Самое интересное начинается часов с четырёх, когда люди начинают – сначала мало-помалу, а потом опять беспрерывным потоком, и почти до зари, тянуться с работы домой, в свои пяти– и девятиэтажки. Утром-то они в основном молчат, а сейчас… Тотчас же погружаешься с головой – хотя из неё, конечно, с головой-то и так не выгружался! – в разнузданнейшую стихию чужого языка – точнее, языков – в настоящие бурю и натиск! Здесь понимаешь – и не только здесь: стоит только выйти на улицу куда угодно – что 50 или даже 60% проходящих и попадающихся людей – типичные азиаты, будто бы перенесённые в холодную унылую Московию по мановению волшебной палочки! Дёрнул Хоттабыч свой волосок с брады – и вот они! Причём явно не из солнечного Ташкента, не из городов даже, а из самых отдалённых кишлаков и аулов!

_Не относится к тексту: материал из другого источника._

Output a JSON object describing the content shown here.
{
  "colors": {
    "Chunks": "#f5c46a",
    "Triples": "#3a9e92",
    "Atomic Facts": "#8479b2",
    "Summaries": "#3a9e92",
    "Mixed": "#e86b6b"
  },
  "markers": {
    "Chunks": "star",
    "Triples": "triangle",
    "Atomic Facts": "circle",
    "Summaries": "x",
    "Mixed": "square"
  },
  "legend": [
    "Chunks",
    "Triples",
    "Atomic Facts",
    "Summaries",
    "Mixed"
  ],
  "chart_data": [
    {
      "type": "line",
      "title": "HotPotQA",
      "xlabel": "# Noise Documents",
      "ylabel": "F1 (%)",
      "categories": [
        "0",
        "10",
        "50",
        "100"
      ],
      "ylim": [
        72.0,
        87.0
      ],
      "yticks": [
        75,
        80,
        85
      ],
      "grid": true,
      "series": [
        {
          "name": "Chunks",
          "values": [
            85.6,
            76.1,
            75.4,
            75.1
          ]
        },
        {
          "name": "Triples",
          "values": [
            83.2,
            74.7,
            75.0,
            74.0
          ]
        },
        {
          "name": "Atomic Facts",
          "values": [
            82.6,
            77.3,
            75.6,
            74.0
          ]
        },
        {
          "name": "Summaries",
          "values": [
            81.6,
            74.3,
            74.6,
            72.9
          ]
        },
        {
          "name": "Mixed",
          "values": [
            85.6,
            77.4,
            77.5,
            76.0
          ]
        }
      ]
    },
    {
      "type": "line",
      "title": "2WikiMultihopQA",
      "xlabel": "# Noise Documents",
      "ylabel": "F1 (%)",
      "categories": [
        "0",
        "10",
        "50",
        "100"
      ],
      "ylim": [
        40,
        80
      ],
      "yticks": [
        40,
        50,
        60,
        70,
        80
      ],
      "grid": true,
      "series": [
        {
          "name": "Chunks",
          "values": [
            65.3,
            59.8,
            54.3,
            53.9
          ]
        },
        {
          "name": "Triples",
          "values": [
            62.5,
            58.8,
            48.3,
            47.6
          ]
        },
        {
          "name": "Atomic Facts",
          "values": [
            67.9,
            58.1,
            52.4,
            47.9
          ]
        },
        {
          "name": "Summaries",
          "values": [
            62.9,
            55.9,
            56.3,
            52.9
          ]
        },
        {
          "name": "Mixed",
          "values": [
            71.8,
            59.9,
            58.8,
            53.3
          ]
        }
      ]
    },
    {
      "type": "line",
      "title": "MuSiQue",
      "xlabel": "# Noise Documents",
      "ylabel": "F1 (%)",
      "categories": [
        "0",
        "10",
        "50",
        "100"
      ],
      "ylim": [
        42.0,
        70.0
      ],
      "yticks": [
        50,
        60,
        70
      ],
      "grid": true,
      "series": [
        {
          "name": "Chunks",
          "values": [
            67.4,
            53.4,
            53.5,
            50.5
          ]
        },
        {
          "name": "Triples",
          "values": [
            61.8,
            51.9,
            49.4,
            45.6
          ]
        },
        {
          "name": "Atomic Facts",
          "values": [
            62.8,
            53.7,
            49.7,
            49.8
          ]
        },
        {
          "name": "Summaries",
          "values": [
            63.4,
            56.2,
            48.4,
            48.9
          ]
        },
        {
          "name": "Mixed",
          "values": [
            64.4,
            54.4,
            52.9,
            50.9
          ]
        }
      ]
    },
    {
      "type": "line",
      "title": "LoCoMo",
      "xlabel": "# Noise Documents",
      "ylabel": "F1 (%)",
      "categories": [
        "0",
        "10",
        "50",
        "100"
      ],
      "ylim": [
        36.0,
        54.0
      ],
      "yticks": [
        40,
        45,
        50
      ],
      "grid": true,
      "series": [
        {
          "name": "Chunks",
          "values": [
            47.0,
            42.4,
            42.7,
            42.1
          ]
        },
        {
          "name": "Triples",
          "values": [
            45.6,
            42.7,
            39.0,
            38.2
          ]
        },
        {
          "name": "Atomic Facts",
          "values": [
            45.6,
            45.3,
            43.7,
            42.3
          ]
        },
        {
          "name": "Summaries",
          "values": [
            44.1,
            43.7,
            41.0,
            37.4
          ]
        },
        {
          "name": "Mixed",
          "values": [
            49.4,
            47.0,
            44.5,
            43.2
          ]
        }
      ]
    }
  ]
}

И здесь, глотнув свободы мегаполиса, чувствуя полную индифферентность местных жителей и просто здесь живущих, временно проживающих, полный пофигизм властей, порождающие непрерывную текучку, в свой черёд порождающую – распутать сей клубок нетрудно – ещё больший, граничащий с абсурдом, пофигизм и безнаказанность, просто чумеют…

Я не против некоего культурного обмена, туризма, да даже и здоровой трудовой миграции. То же самое, очевидно, скажет и почти что каждый москвич и россиянин. Хорош и местный колорит, любопытны и наглядны какие-то обычаи Востока – когда их видишь на каком-нибудь фестивале… или на Востоке… Но когда почитай круглосуточно, с шести утра до глубокой ночи, ты у себя дома слышишь сплошное ахрйцукенгшщзхъ! ххуфрыджэячсмтб! осёхщшрдлйцдн! и так далее… когда из этого сплошного непрекращающегося громкоговорительного, гортанного, эмоционально кипящего и вулканирующего вещания – верещания, лая, кваканья и трещания – ты слышишь за сутки дай бог два-три русских слова! (нетрудно догадаться, каких, да ещё разве «Барсик, кис-кис!»), когда выйдя вечером в магазин, ты не встречаешь по пути ни одной русской рожи… не встречаешь ты их и в магазине… и вместо капусты тебе пробивают кабачок… Я же не в Бишкек приехал жить, в конце-то концов!